The rain has stopped. She soaks the clippings with some lighter fluid she found in the barn and strikes a match. There is a whoosh and then hot flames. The manuscript turns black within moments, and then the grass begins to burn.
She can see the lights of the police car twirling in the driveway, illuminating the trees, the cabin, and the sky in flashes of red and blue. The cop from down the road is talking to Sam, jotting something down on a clipboard. And the girl is sitting in the backseat of the cruiser, staring straight ahead. Smiling.
“What’s that smoke?” the cop asks Mena. “Something on fire?”
“Just some clippings,” she says. “Some trash.”
“You know you gotta have a permit to burn,” he says, scowling. “From the fire warden.You got a permit?”
“I’ll put it out. I didn’t know I needed a permit,” Sam says. He looks nervous. He’s running his hands through his hair over and over again.

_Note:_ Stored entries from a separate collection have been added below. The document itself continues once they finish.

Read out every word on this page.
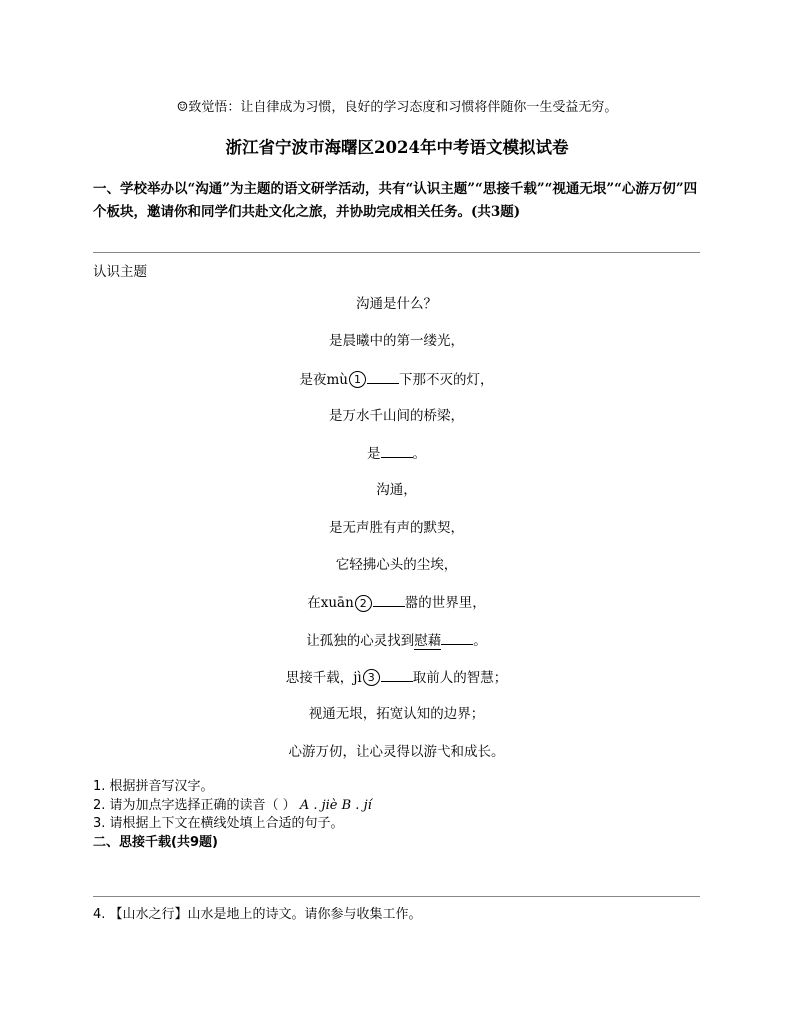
☺致觉悟：让自律成为习惯，良好的学习态度和习惯将伴随你一生受益无穷。
浙江省宁波市海曙区2024年中考语文模拟试卷
一、学校举办以“沟通”为主题的语文研学活动，共有“认识主题”“思接千载”“视通无垠”“心游万仞”四个板块，邀请你和同学们共赴文化之旅，并协助完成相关任务。(共3题)
认识主题
沟通是什么？
是晨曦中的第一缕光，
是夜mù 1	下那不灭的灯，
是万水千山间的桥梁，
是 。
沟通，
是无声胜有声的默契，
它轻拂心头的尘埃，
在xuān 2	嚣的世界里，
让孤独的心灵找到慰藉 。
思接千载，jì 3	取前人的智慧；
视通无垠，拓宽认知的边界；
心游万仞，让心灵得以游弋和成长。
1. 根据拼音写汉字。
2. 请为加点字选择正确的读音（ ） A . jiè B . jí
3. 请根据上下文在横线处填上合适的句子。
二、思接千载(共9题)
4. 【山水之行】山水是地上的诗文。请你参与收集工作。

“Maybe I better help you. That looks like it’s burning real good.”
“Don’t you think you should get her to the hospital?” Sam says. “I’m pretty sure she’s got a broken ankle.”
“It can wait. You don’t want that barn to go up with it.” The cop shuts the door to the cruiser, locks the girl inside.
Suddenly a scratchy voice booms from the radio on the cop’s belt. “Eddie? We got a break-in up at Gormlaith.You up there? Got a unit on it already, but they could use some help. Some guy just out of the joint looking for his ex. He tore the place up, tore himself up too.”
Alice lets out a small cry.
“My dad.”
The cop speaks into the receiver on his shoulder. “What’s the location?”
And then he’s jumping into the car. He rolls down the window, and says to Sam, “I’ll need you to come down to the station later and give a statement.”
Mena goes to Alice, who is still sitting on the steps, her head in her hands. Mena sits down next to her and puts her arm around her shoulder again. And this time, the grief and aching are gone. Now, all that’s left is that old familiar tenderness. “It’s okay, sweetie. Everything’s going to be okay.”
“I hope so. I really can’t take much more tonight,” Alice says, shaking her head and smiling weakly. “I mean, seriously.”
Finn sits on the other side of Alice, and they watch as Sam walks to the barn. The air is thick and sweet with smoke. And soon, more smoke billows out from behind the barn.The smell is rich. Earthy and familiar. The smoke curls up into the sky, and only then does Mena recognize the smell of marijuana.